Weather patterns tend to follow a specified path or trend for a period of time. Because of this phenomenon, there`s a strong likelihood that not only will the weather deviate from the expected temp-erature for a given day, but will continue to deviate from expectations for some time.
Therefore, utilities, power traders/marketers and even end-users may want to protect themselves from prolonged unfavorable deviations that tax their resources and dry up their cashflows.
Because of this, an ever growing number of energy commodity marketers and risk management firms now offer a wide array of weather-related financial tools.
Over the past few years, there`s been a better understanding of the quantification techniques of the weather/price relationship and a resultant increase in the research and development of methodologies to better mitigate weather risk.
Companies such as Aquila, Enron and Duke Energy are active in this market. The services offered are designed for electric utilities and the broader commercial marketplace. For example, utilities concerned about a mild winter might purchase a financial revenue relief product.
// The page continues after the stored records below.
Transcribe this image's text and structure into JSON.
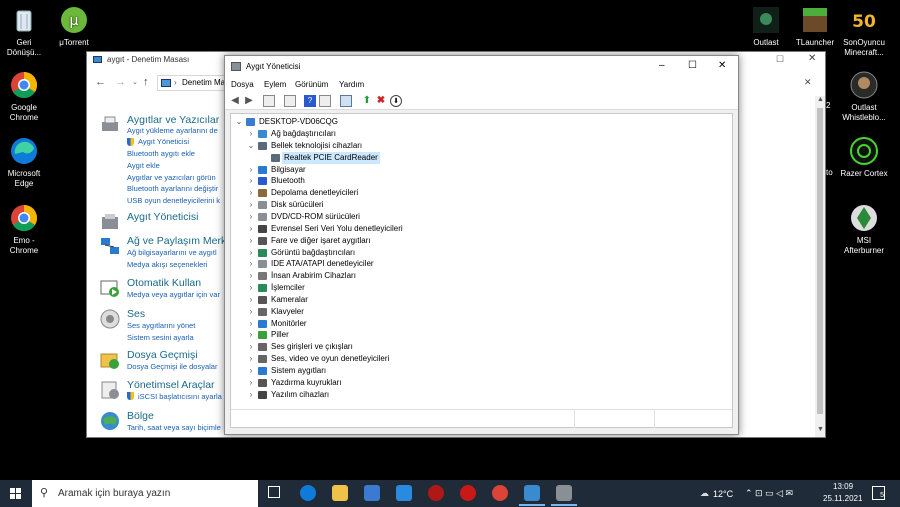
{
  "desktop": {
    "left_icons": [
      {
        "label": "Geri\nDönüşü...",
        "icon": "recycle-bin-icon"
      },
      {
        "label": "μTorrent",
        "icon": "utorrent-icon"
      },
      {
        "label": "Google\nChrome",
        "icon": "chrome-icon"
      },
      {
        "label": "Microsoft\nEdge",
        "icon": "edge-icon"
      },
      {
        "label": "Emo -\nChrome",
        "icon": "chrome-icon"
      }
    ],
    "right_icons": [
      {
        "label": "Outlast",
        "icon": "outlast-icon"
      },
      {
        "label": "TLauncher",
        "icon": "tlauncher-icon"
      },
      {
        "label": "SonOyuncu\nMinecraft...",
        "icon": "sonoyuncu-icon"
      },
      {
        "label": "Outlast\nWhistleblo...",
        "icon": "outlast-whistleblower-icon"
      },
      {
        "label": "Razer Cortex",
        "icon": "razer-cortex-icon"
      },
      {
        "label": "MSI\nAfterburner",
        "icon": "msi-afterburner-icon"
      }
    ],
    "partial_labels": [
      "2",
      "to"
    ]
  },
  "control_panel": {
    "title": "aygıt - Denetim Masası",
    "breadcrumb": "Denetim Ma",
    "categories": [
      {
        "title": "Aygıtlar ve Yazıcılar",
        "links": [
          "Aygıt yükleme ayarlarını de",
          "Aygıt Yöneticisi",
          "Bluetooth aygıtı ekle",
          "Aygıt ekle",
          "Aygıtlar ve yazıcıları görün",
          "Bluetooth ayarlarını değiştir",
          "USB oyun denetleyicilerini k"
        ]
      },
      {
        "title": "Aygıt Yöneticisi",
        "links": []
      },
      {
        "title": "Ağ ve Paylaşım Merke",
        "links": [
          "Ağ bilgisayarlarını ve aygıtl",
          "Medya akışı seçenekleri"
        ]
      },
      {
        "title": "Otomatik Kullan",
        "links": [
          "Medya veya aygıtlar için var"
        ]
      },
      {
        "title": "Ses",
        "links": [
          "Ses aygıtlarını yönet",
          "Sistem sesini ayarla"
        ]
      },
      {
        "title": "Dosya Geçmişi",
        "links": [
          "Dosya Geçmişi ile dosyalar"
        ]
      },
      {
        "title": "Yönetimsel Araçlar",
        "links": [
          "iSCSI başlatıcısını ayarla"
        ]
      },
      {
        "title": "Bölge",
        "links": [
          "Tarih, saat veya sayı biçimle"
        ]
      }
    ]
  },
  "device_manager": {
    "title": "Aygıt Yöneticisi",
    "menu": [
      "Dosya",
      "Eylem",
      "Görünüm",
      "Yardım"
    ],
    "root": "DESKTOP-VD06CQG",
    "nodes": [
      {
        "label": "Ağ bağdaştırıcıları",
        "expanded": false
      },
      {
        "label": "Bellek teknolojisi cihazları",
        "expanded": true
      },
      {
        "label": "Realtek PCIE CardReader",
        "child": true,
        "selected": true
      },
      {
        "label": "Bilgisayar",
        "expanded": false
      },
      {
        "label": "Bluetooth",
        "expanded": false
      },
      {
        "label": "Depolama denetleyicileri",
        "expanded": false
      },
      {
        "label": "Disk sürücüleri",
        "expanded": false
      },
      {
        "label": "DVD/CD-ROM sürücüleri",
        "expanded": false
      },
      {
        "label": "Evrensel Seri Veri Yolu denetleyicileri",
        "expanded": false
      },
      {
        "label": "Fare ve diğer işaret aygıtları",
        "expanded": false
      },
      {
        "label": "Görüntü bağdaştırıcıları",
        "expanded": false
      },
      {
        "label": "IDE ATA/ATAPI denetleyiciler",
        "expanded": false
      },
      {
        "label": "İnsan Arabirim Cihazları",
        "expanded": false
      },
      {
        "label": "İşlemciler",
        "expanded": false
      },
      {
        "label": "Kameralar",
        "expanded": false
      },
      {
        "label": "Klavyeler",
        "expanded": false
      },
      {
        "label": "Monitörler",
        "expanded": false
      },
      {
        "label": "Piller",
        "expanded": false
      },
      {
        "label": "Ses girişleri ve çıkışları",
        "expanded": false
      },
      {
        "label": "Ses, video ve oyun denetleyicileri",
        "expanded": false
      },
      {
        "label": "Sistem aygıtları",
        "expanded": false
      },
      {
        "label": "Yazdırma kuyrukları",
        "expanded": false
      },
      {
        "label": "Yazılım cihazları",
        "expanded": false
      }
    ]
  },
  "taskbar": {
    "search_placeholder": "Aramak için buraya yazın",
    "weather": "12°C",
    "time": "13:09",
    "date": "25.11.2021",
    "notifications": "5"
  },
  "colors": {
    "accent": "#0078d7",
    "taskbar": "#1f2b38",
    "link": "#1a5fb4",
    "heading": "#1a6a8a"
  }
}
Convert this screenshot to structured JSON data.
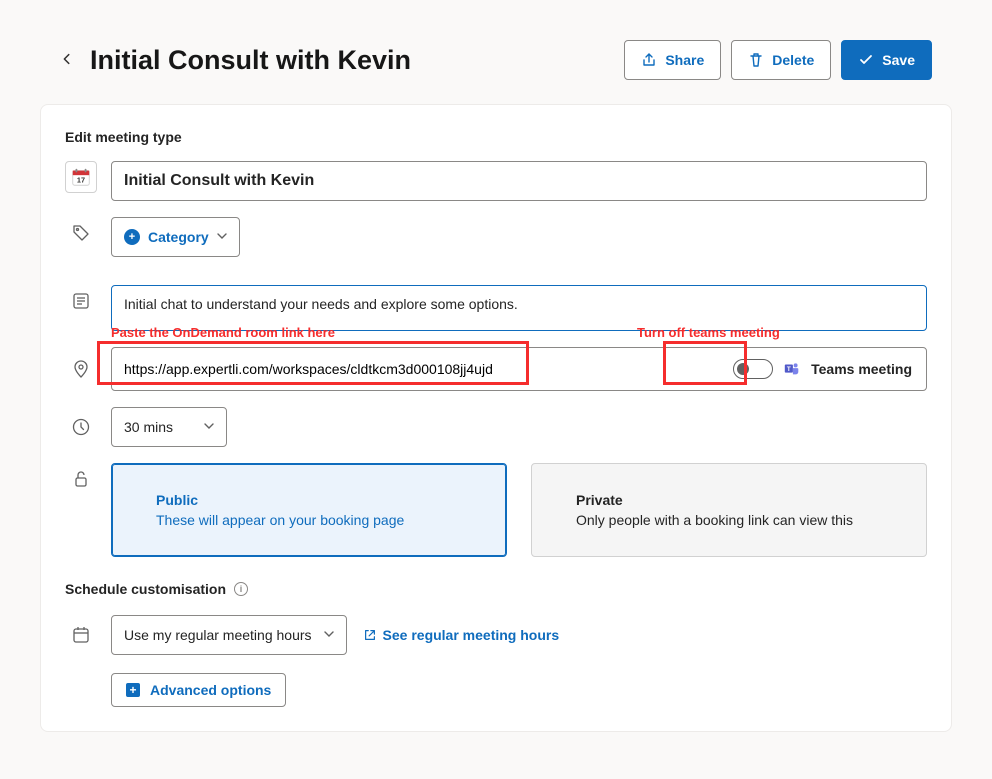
{
  "header": {
    "title": "Initial Consult with Kevin",
    "share_label": "Share",
    "delete_label": "Delete",
    "save_label": "Save"
  },
  "form": {
    "section_label": "Edit meeting type",
    "title_value": "Initial Consult with Kevin",
    "category_label": "Category",
    "description_value": "Initial chat to understand your needs and explore some options.",
    "location_value": "https://app.expertli.com/workspaces/cldtkcm3d000108jj4ujd",
    "teams_label": "Teams meeting",
    "duration_value": "30 mins",
    "visibility": {
      "public_title": "Public",
      "public_desc": "These will appear on your booking page",
      "private_title": "Private",
      "private_desc": "Only people with a booking link can view this"
    },
    "schedule": {
      "label": "Schedule customisation",
      "hours_dropdown": "Use my regular meeting hours",
      "see_hours_link": "See regular meeting hours",
      "advanced_label": "Advanced options"
    }
  },
  "annotations": {
    "paste_link": "Paste the OnDemand room link here",
    "turn_off_teams": "Turn off teams meeting"
  }
}
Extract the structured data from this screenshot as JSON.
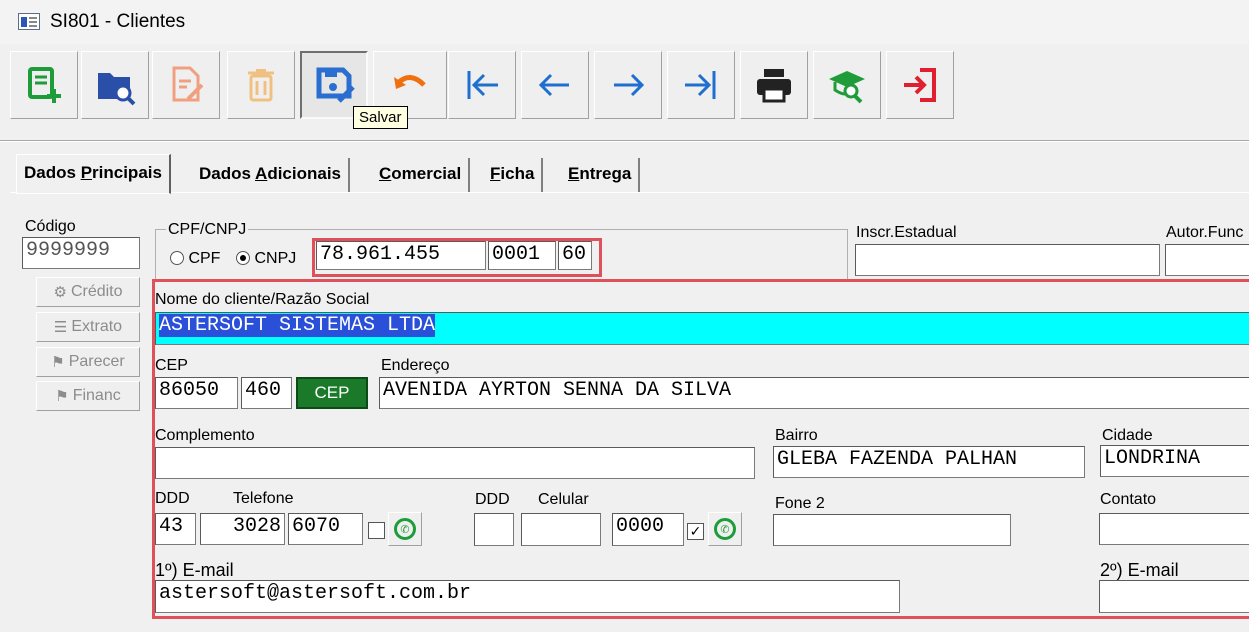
{
  "window": {
    "title": "SI801 - Clientes"
  },
  "toolbar": {
    "buttons": [
      {
        "name": "new-record-icon",
        "color": "#1e9c3a"
      },
      {
        "name": "search-folder-icon",
        "color": "#2a4fa8"
      },
      {
        "name": "edit-document-icon",
        "color": "#f0a080"
      },
      {
        "name": "trash-icon",
        "color": "#f0c080"
      },
      {
        "name": "save-icon",
        "color": "#2a6fd0"
      },
      {
        "name": "undo-icon",
        "color": "#f07010"
      },
      {
        "name": "first-record-icon",
        "color": "#1e6fd0"
      },
      {
        "name": "previous-record-icon",
        "color": "#1e6fd0"
      },
      {
        "name": "next-record-icon",
        "color": "#1e6fd0"
      },
      {
        "name": "last-record-icon",
        "color": "#1e6fd0"
      },
      {
        "name": "printer-icon",
        "color": "#222222"
      },
      {
        "name": "search-hat-icon",
        "color": "#1e9c3a"
      },
      {
        "name": "exit-icon",
        "color": "#e02030"
      }
    ],
    "tooltip": "Salvar"
  },
  "tabs": [
    {
      "pre": "Dados ",
      "u": "P",
      "post": "rincipais"
    },
    {
      "pre": "Dados ",
      "u": "A",
      "post": "dicionais"
    },
    {
      "pre": "",
      "u": "C",
      "post": "omercial"
    },
    {
      "pre": "",
      "u": "F",
      "post": "icha"
    },
    {
      "pre": "",
      "u": "E",
      "post": "ntrega"
    }
  ],
  "form": {
    "codigo_label": "Código",
    "codigo": "9999999",
    "side_buttons": [
      "Crédito",
      "Extrato",
      "Parecer",
      "Financ"
    ],
    "cpfcnpj_label": "CPF/CNPJ",
    "cpf_label": "CPF",
    "cnpj_label": "CNPJ",
    "cnpj_base": "78.961.455",
    "cnpj_filial": "0001",
    "cnpj_dv": "60",
    "inscr_label": "Inscr.Estadual",
    "inscr_value": "",
    "autor_label": "Autor.Func",
    "nome_label": "Nome do cliente/Razão Social",
    "nome": "ASTERSOFT SISTEMAS LTDA",
    "cep_label": "CEP",
    "cep1": "86050",
    "cep2": "460",
    "cep_button": "CEP",
    "endereco_label": "Endereço",
    "endereco": "AVENIDA AYRTON SENNA DA SILVA",
    "complemento_label": "Complemento",
    "complemento": "",
    "bairro_label": "Bairro",
    "bairro": "GLEBA FAZENDA PALHAN",
    "cidade_label": "Cidade",
    "cidade": "LONDRINA",
    "ddd_label": "DDD",
    "telefone_label": "Telefone",
    "ddd": "43",
    "tel1": "3028",
    "tel2": "6070",
    "ddd2_label": "DDD",
    "celular_label": "Celular",
    "ddd2": "",
    "cel1": "",
    "cel2": "0000",
    "fone2_label": "Fone 2",
    "contato_label": "Contato",
    "email1_label": "1º) E-mail",
    "email1": "astersoft@astersoft.com.br",
    "email2_label": "2º) E-mail"
  }
}
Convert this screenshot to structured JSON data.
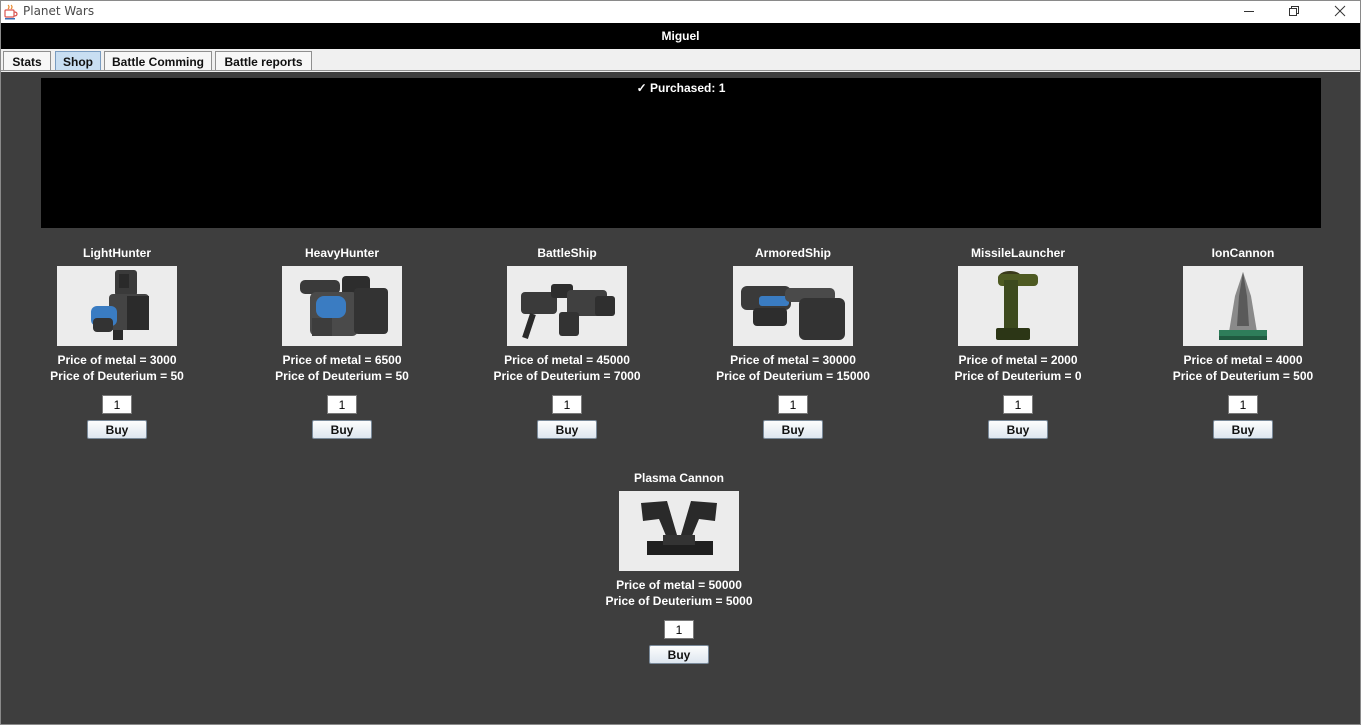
{
  "window": {
    "title": "Planet Wars"
  },
  "user": {
    "name": "Miguel"
  },
  "tabs": [
    {
      "label": "Stats"
    },
    {
      "label": "Shop",
      "active": true
    },
    {
      "label": "Battle Comming"
    },
    {
      "label": "Battle reports"
    }
  ],
  "message": "✓ Purchased: 1",
  "colors": {
    "panel": "#3e3e3e",
    "message_box": "#000000",
    "active_tab": "#c8def2"
  },
  "items": [
    {
      "name": "LightHunter",
      "icon": "light-hunter-image",
      "metal": "Price of metal = 3000",
      "deuterium": "Price of Deuterium = 50",
      "qty": "1",
      "buy": "Buy"
    },
    {
      "name": "HeavyHunter",
      "icon": "heavy-hunter-image",
      "metal": "Price of metal = 6500",
      "deuterium": "Price of Deuterium = 50",
      "qty": "1",
      "buy": "Buy"
    },
    {
      "name": "BattleShip",
      "icon": "battleship-image",
      "metal": "Price of metal = 45000",
      "deuterium": "Price of Deuterium = 7000",
      "qty": "1",
      "buy": "Buy"
    },
    {
      "name": "ArmoredShip",
      "icon": "armored-ship-image",
      "metal": "Price of metal = 30000",
      "deuterium": "Price of Deuterium = 15000",
      "qty": "1",
      "buy": "Buy"
    },
    {
      "name": "MissileLauncher",
      "icon": "missile-launcher-image",
      "metal": "Price of metal = 2000",
      "deuterium": "Price of Deuterium = 0",
      "qty": "1",
      "buy": "Buy"
    },
    {
      "name": "IonCannon",
      "icon": "ion-cannon-image",
      "metal": "Price of metal = 4000",
      "deuterium": "Price of Deuterium = 500",
      "qty": "1",
      "buy": "Buy"
    },
    {
      "name": "Plasma Cannon",
      "icon": "plasma-cannon-image",
      "metal": "Price of metal = 50000",
      "deuterium": "Price of Deuterium = 5000",
      "qty": "1",
      "buy": "Buy"
    }
  ]
}
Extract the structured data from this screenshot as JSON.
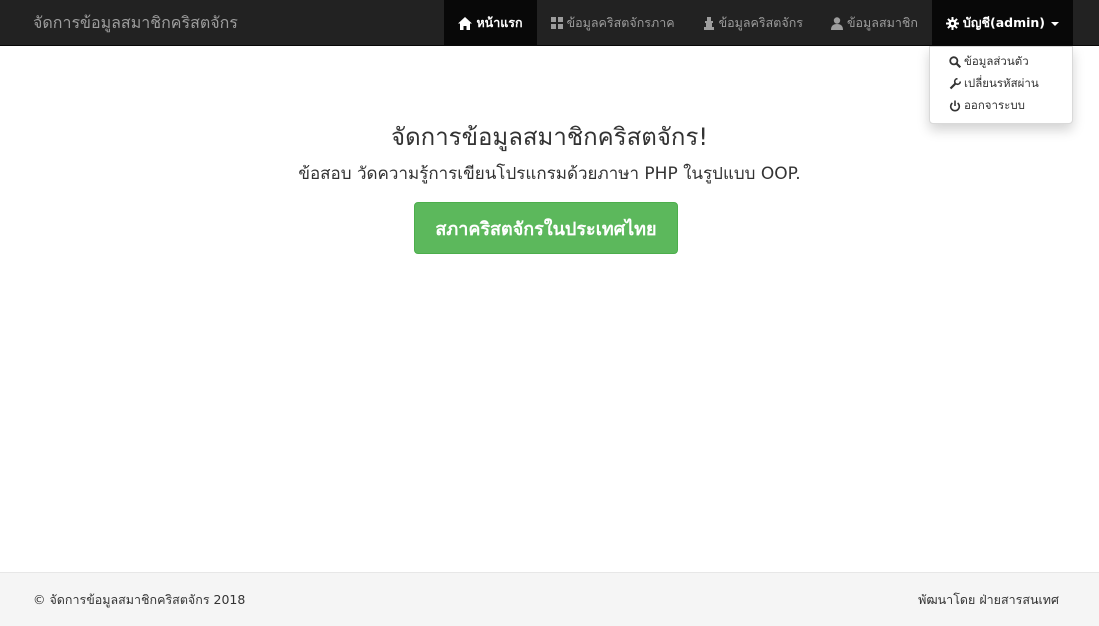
{
  "navbar": {
    "brand": "จัดการข้อมูลสมาชิกคริสตจักร",
    "items": [
      {
        "label": "หน้าแรก",
        "icon": "home-icon"
      },
      {
        "label": "ข้อมูลคริสตจักรภาค",
        "icon": "th-large-icon"
      },
      {
        "label": "ข้อมูลคริสตจักร",
        "icon": "chess-pawn-icon"
      },
      {
        "label": "ข้อมูลสมาชิก",
        "icon": "user-icon"
      },
      {
        "label": "บัญชี(admin)",
        "icon": "gear-icon"
      }
    ]
  },
  "dropdown": {
    "items": [
      {
        "label": "ข้อมูลส่วนตัว",
        "icon": "search-icon"
      },
      {
        "label": "เปลี่ยนรหัสผ่าน",
        "icon": "wrench-icon"
      },
      {
        "label": "ออกจาระบบ",
        "icon": "power-icon"
      }
    ]
  },
  "hero": {
    "title": "จัดการข้อมูลสมาชิกคริสตจักร!",
    "subtitle": "ข้อสอบ วัดความรู้การเขียนโปรแกรมด้วยภาษา PHP ในรูปแบบ OOP.",
    "button_label": "สภาคริสตจักรในประเทศไทย"
  },
  "footer": {
    "left": "© จัดการข้อมูลสมาชิกคริสตจักร 2018",
    "right": "พัฒนาโดย ฝ่ายสารสนเทศ"
  },
  "colors": {
    "navbar_bg": "#222222",
    "active_bg": "#080808",
    "button_green": "#5cb85c",
    "footer_bg": "#f5f5f5"
  }
}
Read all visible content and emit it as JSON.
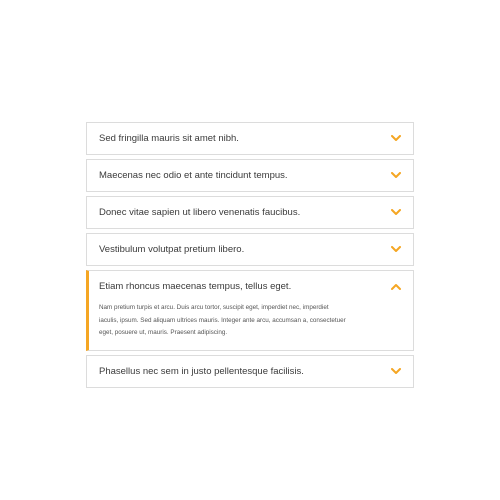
{
  "colors": {
    "accent": "#f5a623",
    "border": "#dcdcdc",
    "text": "#3a3a3a"
  },
  "accordion": {
    "items": [
      {
        "title": "Sed fringilla mauris sit amet nibh.",
        "icon": "chevron-down-icon",
        "open": false
      },
      {
        "title": "Maecenas nec odio et ante tincidunt tempus.",
        "icon": "chevron-down-icon",
        "open": false
      },
      {
        "title": "Donec vitae sapien ut libero venenatis faucibus.",
        "icon": "chevron-down-icon",
        "open": false
      },
      {
        "title": "Vestibulum volutpat pretium libero.",
        "icon": "chevron-down-icon",
        "open": false
      },
      {
        "title": "Etiam rhoncus maecenas tempus, tellus eget.",
        "icon": "chevron-up-icon",
        "open": true,
        "body_lines": [
          "Nam pretium turpis et arcu. Duis arcu tortor, suscipit eget, imperdiet nec, imperdiet",
          "iaculis, ipsum. Sed aliquam ultrices mauris. Integer ante arcu, accumsan a, consectetuer",
          "eget, posuere ut, mauris. Praesent adipiscing."
        ]
      },
      {
        "title": "Phasellus nec sem in justo pellentesque facilisis.",
        "icon": "chevron-down-icon",
        "open": false
      }
    ]
  }
}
In general, these instruments offer a financial payoff upon exercise to the purchaser. These instruments are generally structured to offer this payoff based upon a cumulative heating or cooling degree day (HDD or CDD) figure.
Heating or cooling degree days are defined as the sum of the products of the days in which a deviation from 65 F occurred times that magnitude of the deviation. For example, if the temperature for a given day was 72 F, a utility would have seven cooling degree days (72 – 65 x 1 = 7).
The heating/cooling degree days allow for a generally accepted measurement convention for determining relevant economic units for pricing temperature variations. To price these instruments and offer them for sale in the marketplace, trading houses and risk management firms must have substantial and significant understanding of weather patterns and modern portfolio theory.
The recent emergence of these instruments allows the uncertainty created by weather to be separated from other risks and dealt with directly. For the first time in human history, utilities and other businesses can effectively deal with one of their most daunting risk factors.
Utilities purchasing weather-related instruments now plan for the future without concern for adverse changes in the weather. This allows them to concentrate on improving their operational efficiencies and allows management to deal with the remaining risks in a more streamlined manner.
And for the marketers of weather related financial instruments, the early entrants into the market benefit by accruing the greatest returns. By offering these services to their client bases, trading firms offer a full and complete range of services, and weather, once an unknown and unquantifiable risk, turns from hurricane wind to pleasant spring breeze.
John R. Stephenson is vice president in charge of the utility and related services practice at Sterling Consulting Group, a Houston-based management consulting firm. Michael Fox-Rabinovitz assisted in preparing this article.